For many naturalists, animals and “nature” (however we define it) has been a central interest or connection of theirs for much of their lives. Since I can remember (and arguably before according to home videos!), I loved animals and was fascinated with them. I knew at the age of seven that I wanted to work with them to understand them and protect them against willful harm. Unlike many naturalists, respecting animal rights has been a fundamental principle of my life. In high school, I was an active member of Peta and, although I do not endorse some of their tactics and now rarely take part in demonstrations do to my paranoia that it might not be all too acceptable in academia, I do ethically believe in animal liberation principles:
Animals are not ours to eat, wear, experiment on, use for entertainment, or abuse in any way.

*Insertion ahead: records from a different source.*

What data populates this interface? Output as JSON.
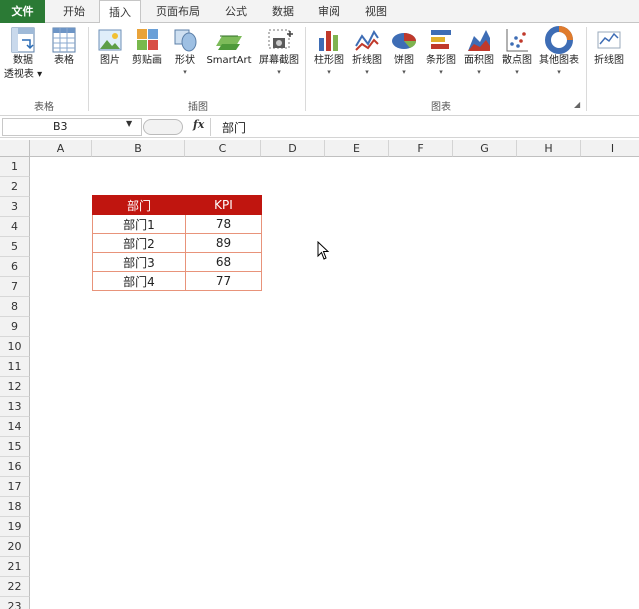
{
  "tabs": [
    {
      "key": "file",
      "label": "文件"
    },
    {
      "key": "home",
      "label": "开始"
    },
    {
      "key": "insert",
      "label": "插入"
    },
    {
      "key": "layout",
      "label": "页面布局"
    },
    {
      "key": "formulas",
      "label": "公式"
    },
    {
      "key": "data",
      "label": "数据"
    },
    {
      "key": "review",
      "label": "审阅"
    },
    {
      "key": "view",
      "label": "视图"
    }
  ],
  "ribbon": {
    "pivot_line1": "数据",
    "pivot_line2": "透视表",
    "table": "表格",
    "picture": "图片",
    "clipart": "剪贴画",
    "shapes": "形状",
    "smartart": "SmartArt",
    "screenshot": "屏幕截图",
    "column_chart": "柱形图",
    "line_chart": "折线图",
    "pie_chart": "饼图",
    "bar_chart": "条形图",
    "area_chart": "面积图",
    "scatter_chart": "散点图",
    "other_chart": "其他图表",
    "sparkline_line": "折线图",
    "group_tables": "表格",
    "group_illustrations": "插图",
    "group_charts": "图表"
  },
  "formula_bar": {
    "cell_ref": "B3",
    "fx": "fx",
    "content": "部门"
  },
  "columns": [
    "A",
    "B",
    "C",
    "D",
    "E",
    "F",
    "G",
    "H",
    "I"
  ],
  "rows": [
    "1",
    "2",
    "3",
    "4",
    "5",
    "6",
    "7",
    "8",
    "9",
    "10",
    "11",
    "12",
    "13",
    "14",
    "15",
    "16",
    "17",
    "18",
    "19",
    "20",
    "21",
    "22",
    "23"
  ],
  "table": {
    "header": [
      "部门",
      "KPI"
    ],
    "rows": [
      [
        "部门1",
        "78"
      ],
      [
        "部门2",
        "89"
      ],
      [
        "部门3",
        "68"
      ],
      [
        "部门4",
        "77"
      ]
    ]
  },
  "colors": {
    "file_tab": "#2b7a35",
    "header_fill": "#c0150f",
    "cell_border": "#e8937a"
  }
}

In the animal sciences, most of us seem to be fascinated with the other living organisms we share the planet with, we want to understand and to understand life, we care about their survival as species, and occasionally as unique individuals (in that IACUC determines sufficient discomfort, pain, invasiveness, and sometimes death is necessary for the science and that that science is necessary). Not many of us give priority to the individual in its own right and give it as much respect as one would a human studied (at least relative to contemporary times). This distinct difference and the need to (quite obviously) disturb individuals in order to study them and conserve them has been the hardest dilemma and moral obstacle I’ve had since I started integrating myself in the sciences, doing field work in college, now working with museum specimens for my Master’s, discussing articles throughout classes, seminars and discussions, and began thinking about my future in academia and research hereafter.
I am starting this blog to discuss and cope with these moral issues, as well as those related to morality and the scientific process and scientific findings, potentially in pursuit of peace of mind or maybe finding others who have similar dilemmas and have thoughts about it.